Ohkawa's JSAP peers recognized him for his exceptional contributions to the progression of applied physics and his specific contribution to the "development of wide bandgap semiconductor epitaxial growth and optical devices," JSAP stated.
"It is a great honor for me to be elected as a Fellow of the JSAP," Ohkawa noted. "The Fellowship Award Ceremony will be held as part of the JSAP's Autumn 2019 Meeting. There will be approximately 6,000 participants at the conference. Therefore, it will be a wonderful opportunity for KAUST to promote its reputation to those in Japanese academia."
Contributions to the field of applied physics
Ohkawa's research interests at KAUST focus on the device application of energy-conversion phenomena toward a more sustainable future. As someone who refined the metalorganic vapor-phase epitaxy technique, the highly regarded researcher stated that he first became aware of his contributions to the field of applied physics when he saw how other institutes and industry were utilizing his research.
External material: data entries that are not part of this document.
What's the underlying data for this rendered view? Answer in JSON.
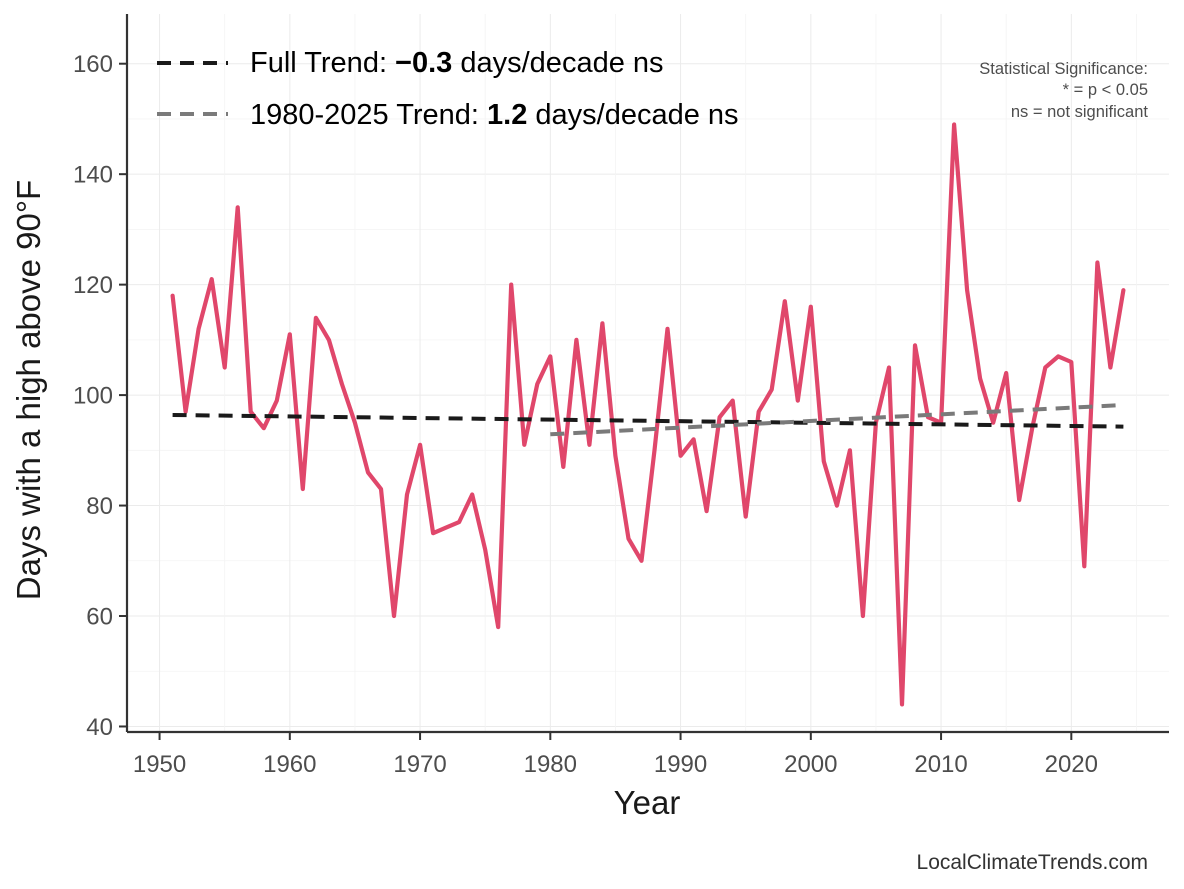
{
  "chart_data": {
    "type": "line",
    "xlabel": "Year",
    "ylabel": "Days with a high above 90°F",
    "xlim": [
      1947.5,
      2027.5
    ],
    "ylim": [
      39,
      169
    ],
    "x_ticks": [
      1950,
      1960,
      1970,
      1980,
      1990,
      2000,
      2010,
      2020
    ],
    "y_ticks": [
      40,
      60,
      80,
      100,
      120,
      140,
      160
    ],
    "grid": true,
    "series": [
      {
        "name": "Days with a high above 90°F",
        "color": "#E0476B",
        "x": [
          1951,
          1952,
          1953,
          1954,
          1955,
          1956,
          1957,
          1958,
          1959,
          1960,
          1961,
          1962,
          1963,
          1964,
          1965,
          1966,
          1967,
          1968,
          1969,
          1970,
          1971,
          1972,
          1973,
          1974,
          1975,
          1976,
          1977,
          1978,
          1979,
          1980,
          1981,
          1982,
          1983,
          1984,
          1985,
          1986,
          1987,
          1988,
          1989,
          1990,
          1991,
          1992,
          1993,
          1994,
          1995,
          1996,
          1997,
          1998,
          1999,
          2000,
          2001,
          2002,
          2003,
          2004,
          2005,
          2006,
          2007,
          2008,
          2009,
          2010,
          2011,
          2012,
          2013,
          2014,
          2015,
          2016,
          2017,
          2018,
          2019,
          2020,
          2021,
          2022,
          2023,
          2024
        ],
        "values": [
          118,
          97,
          112,
          121,
          105,
          134,
          97,
          94,
          99,
          111,
          83,
          114,
          110,
          102,
          95,
          86,
          83,
          60,
          82,
          91,
          75,
          76,
          77,
          82,
          72,
          58,
          120,
          91,
          102,
          107,
          87,
          110,
          91,
          113,
          89,
          74,
          70,
          90,
          112,
          89,
          92,
          79,
          96,
          99,
          78,
          97,
          101,
          117,
          99,
          116,
          88,
          80,
          90,
          60,
          95,
          105,
          44,
          109,
          96,
          95,
          149,
          119,
          103,
          95,
          104,
          81,
          94,
          105,
          107,
          106,
          69,
          124,
          105,
          119
        ]
      },
      {
        "name": "Full Trend",
        "style": "dashed",
        "color": "#1a1a1a",
        "x": [
          1951,
          2024
        ],
        "values": [
          96.4,
          94.3
        ]
      },
      {
        "name": "1980-2025 Trend",
        "style": "dashed",
        "color": "#7a7a7a",
        "x": [
          1980,
          2024
        ],
        "values": [
          92.9,
          98.2
        ]
      }
    ],
    "legend": {
      "placement": "top-left",
      "entries": [
        {
          "prefix": "Full Trend: ",
          "value": "−0.3",
          "suffix": " days/decade ns",
          "color": "#1a1a1a"
        },
        {
          "prefix": "1980-2025 Trend: ",
          "value": "1.2",
          "suffix": " days/decade ns",
          "color": "#7a7a7a"
        }
      ]
    },
    "annotations": {
      "significance_lines": [
        "Statistical Significance:",
        "* = p < 0.05",
        "ns = not significant"
      ],
      "source": "LocalClimateTrends.com"
    }
  }
}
"I realized my contribution to the field of applied physics when I saw some other institutes [and] companies using the technologies I developed," Ohkawa noted. "In this regard, there are three contributions for my case: the first is doping technologies for II-VI compounds to realize n- and p-types. Those are generally used as the current technologies. Notably, the nitrogen plasma source for the p-type has become the standard technology for MBE [molecular beam epitaxy] growth of nitride semiconductors.
"The second is metalorganic chemical vapor deposition (MOCVD) technology for nitride semiconductors. The technology has developed indium gallium nitride-based RGB full-color LEDs and made it possible to study MOCVD reactors scientifically. The third is the invention of [a] nitride photocatalyst for water splitting and artificial photosynthesis."
"Over 30 industries in Japan, France, Germany, China and Korea have introduced some of those three ideas into their R&D and businesses. It is excellent that our basic academic research can change the world through industries," he continued.